To manage these clusters via Ansible, the k8s_auth parameter is used to specify the exact kubeconfig file, preventing conflicts between different cluster environments:

yaml - name: Set Kubernetes context k8s_auth: kubeconfig: /path/to/kubeconfig register: kube_auth

This allows an Ansible Control Node to execute playbooks against a variety of clusters—ranging from bare-metal home labs to enterprise AKS instances—by simply switching the configuration context.

Idempotency and Resource Lifecycle Management

The primary technical advantage of using Ansible for Kubernetes is idempotency. In the context of Kubernetes, this means that running a playbook multiple times will not create duplicate resources or cause unnecessary restarts if the current state matches the desired state.

Ansible leverages the Kubernetes API to perform complex operations such as:

Rolling Updates: Deploying updates to pods one by one to ensure zero downtime.
Canary Deployments: Introducing a new version of an application to a small subset of users before a full rollout.
Namespace Management: Using the kubernetes.core.k8s module to ensure a namespace exists before attempting to deploy applications into it.

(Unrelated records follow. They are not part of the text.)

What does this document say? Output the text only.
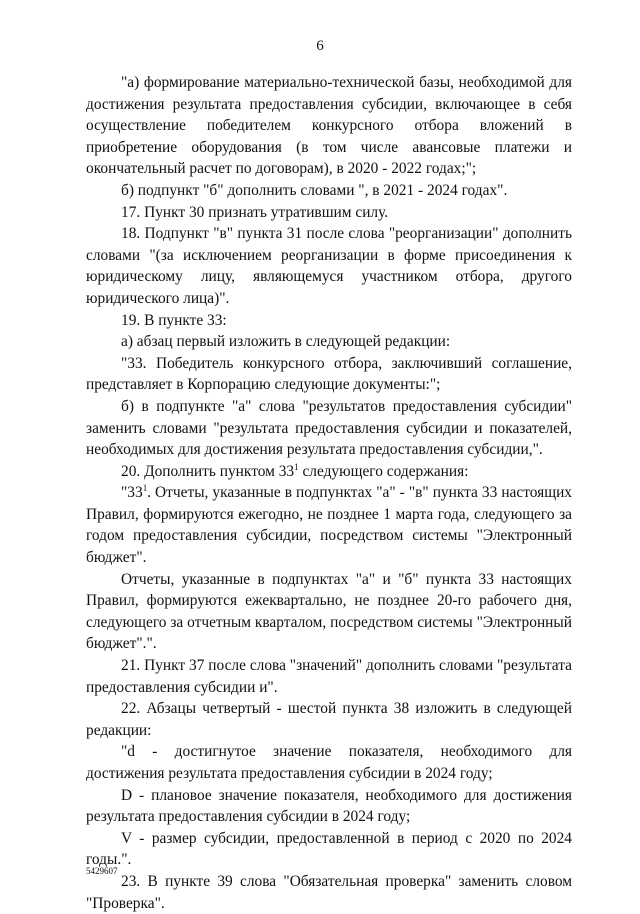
6

"а) формирование материально-технической базы, необходимой для достижения результата предоставления субсидии, включающее в себя осуществление победителем конкурсного отбора вложений в приобретение оборудования (в том числе авансовые платежи и окончательный расчет по договорам), в 2020 - 2022 годах;";

б) подпункт "б" дополнить словами ", в 2021 - 2024 годах".

17. Пункт 30 признать утратившим силу.

18. Подпункт "в" пункта 31 после слова "реорганизации" дополнить словами "(за исключением реорганизации в форме присоединения к юридическому лицу, являющемуся участником отбора, другого юридического лица)".

19. В пункте 33:

а) абзац первый изложить в следующей редакции:

"33. Победитель конкурсного отбора, заключивший соглашение, представляет в Корпорацию следующие документы:";

б) в подпункте "а" слова "результатов предоставления субсидии" заменить словами "результата предоставления субсидии и показателей, необходимых для достижения результата предоставления субсидии,".

20. Дополнить пунктом $33^1$ следующего содержания:

"$33^1$. Отчеты, указанные в подпунктах "а" - "в" пункта 33 настоящих Правил, формируются ежегодно, не позднее 1 марта года, следующего за годом предоставления субсидии, посредством системы "Электронный бюджет".

Отчеты, указанные в подпунктах "а" и "б" пункта 33 настоящих Правил, формируются ежеквартально, не позднее 20-го рабочего дня, следующего за отчетным кварталом, посредством системы "Электронный бюджет".".

21. Пункт 37 после слова "значений" дополнить словами "результата предоставления субсидии и".

22. Абзацы четвертый - шестой пункта 38 изложить в следующей редакции:

"d - достигнутое значение показателя, необходимого для достижения результата предоставления субсидии в 2024 году;

D - плановое значение показателя, необходимого для достижения результата предоставления субсидии в 2024 году;

V - размер субсидии, предоставленной в период с 2020 по 2024 годы.".

23. В пункте 39 слова "Обязательная проверка" заменить словом "Проверка".

5429607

The impact of this capability is the elimination of "configuration drift," where manual changes to the cluster lead to discrepancies between the actual state and the documented state. By defining the cluster in YAML and applying it via Ansible, the infrastructure becomes a documented, reproducible asset.

Conclusion

The synergy between Ansible and Kubernetes transforms the process of cluster management from a series of manual, error-prone tasks into a sophisticated software engineering discipline. By implementing a structured directory layout, rigorous node preparation, and a hybrid networking strategy via WireGuard, operators can build production-ready clusters that are both flexible and resilient. Whether employing a direct Jenkins-based deployment pipeline or a sophisticated GitOps workflow with ArgoCD, the use of Ansible ensures that the Kubernetes lifecycle—from the initial swapoff command to the final canary deployment—is handled with precision. The transition from "The Hard Way" to "The Ansible Way" allows for the scale and reliability required by modern enterprise applications while maintaining the granular control that only a self-managed cluster can provide.